Whilst wandering around recently at the Enduro World Series in La Thuile, Northern Italy, the new XTR from Shimano was spotted on Marco Fidagalo’s Berg Enduro bike. For those who have been following the 1 x 11 gear development from Shimano, this is a much anticipated product debut for Shimano, as they finally let loose on to the market their take on the single speed drive chain segment (however in Shimano’s case it’s also possible to run it as a 2 x 11 system). Currently there is no actual product in stores, with an expected availability later in the year, it is hard to find anyone actually using it so we took the opportunity to have a closer look.
Video – A Quick Ride on Shimano’s New XTR, plus a bit of Di2
XTR 2015 – First Ride
Marco Fidalgo is one of the lucky professional riders with the system already mounted on his Enduro bike and he allowed us a bit of a test ride to see how it performed, with this brief time we were able to form a few brief opinions of the system. He also had the new XTR brakes with carbon brake levers and newer master cylinder design, which according to his estimates gave him even more stopping power than last years versions.
XTR Disscussion and First Test Ride.
XTR is Shimano’s top of the line MTB component system, it has a variety of versions, all for slightly different uses, from Cross Country to Enduro. In 2015 it appears Shimano has made a significant step forward, and moved slightly into the territory of it’s competitors with a wider range cassette and an extra gear. 11-40 teeth is now one of the standards possible on XTR, with such a large range how was the shifting? Well we did not absolutely have an extensive test but with it but with what we did try we were very impressed. It felt very smooth compared to last years version with a distinctive clarity in the transfer of power from the pedals, despite we weren’t even clipped in.
We were more interested in how the chain shifts up and down the cassette under load, and we were impressed. Smooth movements even under power, with the speed of change being very quick. In our short test runs around the mountain we understood that the performance of operation of the latest XTR components has just got better. With longer term testing it would be interesting to see how the wear characteristics are, but according to Marco he has not found any problems so far, including when used in very muddy conditions.
The setup we tried was with a single ring up front, with a 36 – 40 T ratio on the bike, it was certainly suitable for it’s intended use here in La Thuile, which was an Enduro environment. With the 2 X front rings, the range increases further, which will be especially interesting for those riders with very long grinding climbs. The main feeling/feedback we had through the pedals was firstly that the crankset felt stiff and smooth during rotation, it should be noted that Marco had a Shimano chain guide fitted, it made no noise and we couldn’t perceptibly feel it in the system.
Looking at the cassette closely it’s possible to see how Shimano have kept the weight down with the large sprockets using carbon spiders. The chain line looked and felt fine with no feeling of excessive friction or chain cross over with the 11 speed cassette. In theory the chain is narrower marginally and the cassette is the same width as a 10 speed cassette, so it will be interesting to see how wear takes place in the long term, however talking to Shimano Europe it was clear that the new system has been optimised for all of these aspects and they say wear wont be the main issue, especially when used with their new Di2 electronic shifting version.

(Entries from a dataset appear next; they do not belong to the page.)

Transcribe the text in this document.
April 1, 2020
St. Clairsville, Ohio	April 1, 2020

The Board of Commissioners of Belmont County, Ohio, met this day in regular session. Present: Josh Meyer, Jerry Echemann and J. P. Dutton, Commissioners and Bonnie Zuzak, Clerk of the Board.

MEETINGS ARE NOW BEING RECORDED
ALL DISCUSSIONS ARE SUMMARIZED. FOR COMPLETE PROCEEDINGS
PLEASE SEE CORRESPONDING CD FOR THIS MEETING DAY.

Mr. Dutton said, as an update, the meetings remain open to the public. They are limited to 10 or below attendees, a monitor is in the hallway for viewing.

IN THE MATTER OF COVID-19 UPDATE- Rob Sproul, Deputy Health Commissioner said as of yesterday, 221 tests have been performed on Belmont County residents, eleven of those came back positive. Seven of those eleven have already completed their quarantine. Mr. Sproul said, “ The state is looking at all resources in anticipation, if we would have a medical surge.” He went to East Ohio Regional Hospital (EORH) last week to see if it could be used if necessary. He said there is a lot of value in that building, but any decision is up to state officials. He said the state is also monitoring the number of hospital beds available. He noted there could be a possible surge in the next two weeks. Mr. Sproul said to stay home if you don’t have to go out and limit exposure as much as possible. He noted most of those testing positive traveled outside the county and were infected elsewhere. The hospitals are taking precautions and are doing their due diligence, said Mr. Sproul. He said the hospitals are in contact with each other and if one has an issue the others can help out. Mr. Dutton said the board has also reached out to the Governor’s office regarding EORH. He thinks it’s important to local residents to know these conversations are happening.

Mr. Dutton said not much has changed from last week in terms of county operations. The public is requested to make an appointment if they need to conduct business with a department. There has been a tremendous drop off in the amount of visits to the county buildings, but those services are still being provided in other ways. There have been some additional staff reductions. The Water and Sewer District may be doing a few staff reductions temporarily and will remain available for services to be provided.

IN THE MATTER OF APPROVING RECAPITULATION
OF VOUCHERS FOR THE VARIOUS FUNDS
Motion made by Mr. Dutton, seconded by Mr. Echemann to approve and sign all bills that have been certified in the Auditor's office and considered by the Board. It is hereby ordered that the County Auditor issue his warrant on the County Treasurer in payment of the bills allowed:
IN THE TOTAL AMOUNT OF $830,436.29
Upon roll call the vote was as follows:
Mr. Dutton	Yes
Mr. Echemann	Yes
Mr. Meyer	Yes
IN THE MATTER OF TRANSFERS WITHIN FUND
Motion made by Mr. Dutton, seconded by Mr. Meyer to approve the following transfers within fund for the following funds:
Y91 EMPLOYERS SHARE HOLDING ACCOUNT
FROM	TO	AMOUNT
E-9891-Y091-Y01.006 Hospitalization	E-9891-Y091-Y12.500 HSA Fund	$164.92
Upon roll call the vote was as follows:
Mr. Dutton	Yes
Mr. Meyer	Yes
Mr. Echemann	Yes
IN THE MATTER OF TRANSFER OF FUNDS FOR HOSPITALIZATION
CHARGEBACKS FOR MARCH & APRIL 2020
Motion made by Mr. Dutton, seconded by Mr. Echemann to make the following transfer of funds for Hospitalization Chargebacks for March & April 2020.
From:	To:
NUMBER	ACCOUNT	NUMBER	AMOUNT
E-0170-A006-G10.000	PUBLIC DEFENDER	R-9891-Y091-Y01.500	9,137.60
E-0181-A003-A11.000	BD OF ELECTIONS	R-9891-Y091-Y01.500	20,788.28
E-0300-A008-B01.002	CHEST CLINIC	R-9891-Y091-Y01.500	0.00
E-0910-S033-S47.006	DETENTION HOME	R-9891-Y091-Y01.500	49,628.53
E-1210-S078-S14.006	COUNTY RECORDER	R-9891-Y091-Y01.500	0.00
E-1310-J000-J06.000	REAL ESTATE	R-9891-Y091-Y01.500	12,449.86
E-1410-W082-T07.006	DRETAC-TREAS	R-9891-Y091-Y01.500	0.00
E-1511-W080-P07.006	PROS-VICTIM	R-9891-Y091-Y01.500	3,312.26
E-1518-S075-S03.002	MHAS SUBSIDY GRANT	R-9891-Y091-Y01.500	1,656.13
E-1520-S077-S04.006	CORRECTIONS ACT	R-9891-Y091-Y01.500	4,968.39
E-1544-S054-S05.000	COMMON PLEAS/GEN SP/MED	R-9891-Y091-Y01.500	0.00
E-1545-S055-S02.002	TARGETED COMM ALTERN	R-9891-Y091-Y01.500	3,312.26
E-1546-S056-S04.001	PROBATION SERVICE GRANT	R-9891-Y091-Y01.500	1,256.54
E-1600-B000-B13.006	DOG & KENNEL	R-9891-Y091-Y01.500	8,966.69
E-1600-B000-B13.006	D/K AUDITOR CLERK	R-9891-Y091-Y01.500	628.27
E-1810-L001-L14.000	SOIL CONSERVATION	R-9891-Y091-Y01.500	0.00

The brakes which we got to try had prototype written on them, so we cant make any secure conclusions about if these are the versions that will go to market in this form. The finish on the brakes looks good and with carbon handles the weight is really low and also the feel on the lever is very good. Apparently the master cylinders have been redesigned compared to last year, so produce a more consistent feeling. What we can say is that the modulation and stopping power was excellent, with no fade. If we don’t have to think about braking because brakes work so well, we know we have actually got some serious brakes mounted, a good brake is one that you don’t think about, you just use, from our testing it feels like that the XTR brakes we tried fit this way of thinking.
Shimano had a little demo of their new Di2 MTB shifting system in front of the Shimano truck at the EWS in La Thuile. Although we didn’t get the chance to try this on the trail, we tried to be as harsh as we could to the system on the rollers, grinding and changing at all the wrong moments, the system coped beautifully. In fact we were surprised how well it performed. The demo system was set up as a 2 x 11 system and was programmed to use the whole range of gears, so as you went up or down the rear cassette, the front rings were automatically selected, increasing the gear ratio range and also according to the Shimano representative prolonging the wear of the entire drive train system, as the chain is never over worked in extreme gears where the chain line might be at it’s extremities. Plus with a ratio from 11- 40T matched with a 28-36T on the front, there is a greater smoothness in the transition between gears without large steps, which is Shimano’s philosophy, to have as smaller steps as possible between gears.
Our tests as we said are first tests that seem to show Shimano has put together a new XTR portfolio of components that definitely give a feeling of improvement over last years range. The new cassette and shifting system plus the possibility of electronic shifting are impressive. Due to the flexible nature of the drive train builds that are possible, it seems the new XTR will probably satisfy a huge portion of potential riders from different riding backgrounds that are looking for the lightest and smoothest performance from their drive train.